Every game system — agents, cards, bosses, the heat system, the raid resolver — reads and writes shared state through the blackboard with no direct inter-system dependencies.

Adding new modifiers (new boss effects, new card mechanics, new agent abilities) required only creating a new context record class and reading it in the appropriate system — no existing code changed. The scoping system also eliminated an entire class of bugs where round-scoped data would incorrectly persist into the next round.

Technical Challenge: Visual Event Queue

RACHA's round execution involves many simultaneous events — agents activating, generating cash and heat, getting raided, being caught, triggering chain reactions, leveling up, and being removed from the roster — all happening in a single synchronous loop that completes in milliseconds.
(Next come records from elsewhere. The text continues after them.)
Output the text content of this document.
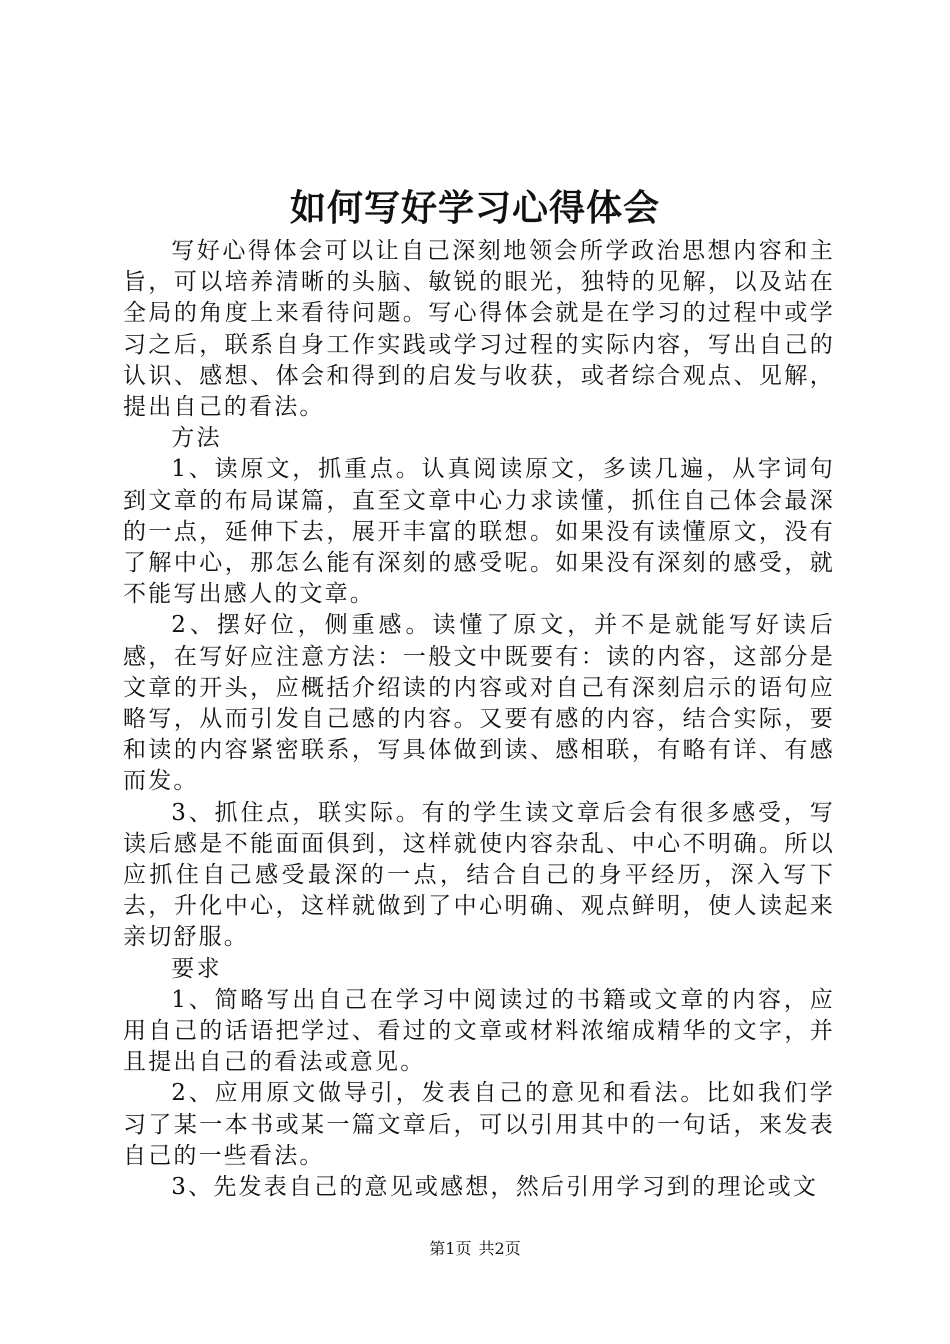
如何写好学习心得体会

写好心得体会可以让自己深刻地领会所学政治思想内容和主旨，可以培养清晰的头脑、敏锐的眼光，独特的见解，以及站在全局的角度上来看待问题。写心得体会就是在学习的过程中或学习之后，联系自身工作实践或学习过程的实际内容，写出自己的认识、感想、体会和得到的启发与收获，或者综合观点、见解，提出自己的看法。

方法

1、读原文，抓重点。认真阅读原文，多读几遍，从字词句到文章的布局谋篇，直至文章中心力求读懂，抓住自己体会最深的一点，延伸下去，展开丰富的联想。如果没有读懂原文，没有了解中心，那怎么能有深刻的感受呢。如果没有深刻的感受，就不能写出感人的文章。

2、摆好位，侧重感。读懂了原文，并不是就能写好读后感，在写好应注意方法：一般文中既要有：读的内容，这部分是文章的开头，应概括介绍读的内容或对自己有深刻启示的语句应略写，从而引发自己感的内容。又要有感的内容，结合实际，要和读的内容紧密联系，写具体做到读、感相联，有略有详、有感而发。

3、抓住点，联实际。有的学生读文章后会有很多感受，写读后感是不能面面俱到，这样就使内容杂乱、中心不明确。所以应抓住自己感受最深的一点，结合自己的身平经历，深入写下去，升化中心，这样就做到了中心明确、观点鲜明，使人读起来亲切舒服。

要求

1、简略写出自己在学习中阅读过的书籍或文章的内容，应用自己的话语把学过、看过的文章或材料浓缩成精华的文字，并且提出自己的看法或意见。

2、应用原文做导引，发表自己的意见和看法。比如我们学习了某一本书或某一篇文章后，可以引用其中的一句话，来发表自己的一些看法。

3、先发表自己的意见或感想，然后引用学习到的理论或文

第1页 共2页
Presenting all of this visually required playing animations sequentially so the player could follow what happened: Hacker gets caught, then all other agents get raided one by one, then the roster reconciles. If game logic and animations ran in the same frame, visual events would overlap, fire out of order, or reference agents that had already been destroyed.

The challenge was to let game logic run at full speed while ensuring visual feedback always plays back in the correct sequence, even for deeply nested chain reactions.

Solution

I implemented a RoundVisualQueue — a singleton MonoBehaviour that acts as a sequential playback system for visual events. Game logic fires events that enqueue IVisualEvent objects rather than directly triggering animations. The queue plays each event to completion before starting the next.

Visual events are self-contained objects that know how to play themselves (a DOTween sequence, a UI update, a roster reconcile) and signal completion when done. They capture all necessary state at enqueue time via snapshots, so they remain valid even if the underlying agent state changes before playback.

The queue also supports a speed multiplier — a player-facing toggle that scales all animation durations, allowing fast-forward without any changes to game logic.

Outcome

Complex multi-agent sequences — Hacker chain raids, Psicopata kills mid-round, Dupligata replays, Bebezão self-catches — all play back correctly and readably regardless of how deep the chain goes.

The full decoupling also meant game logic could be iterated on without any concern for visual timing, and new visual events could be added for new agents and cards without touching the round execution pipeline.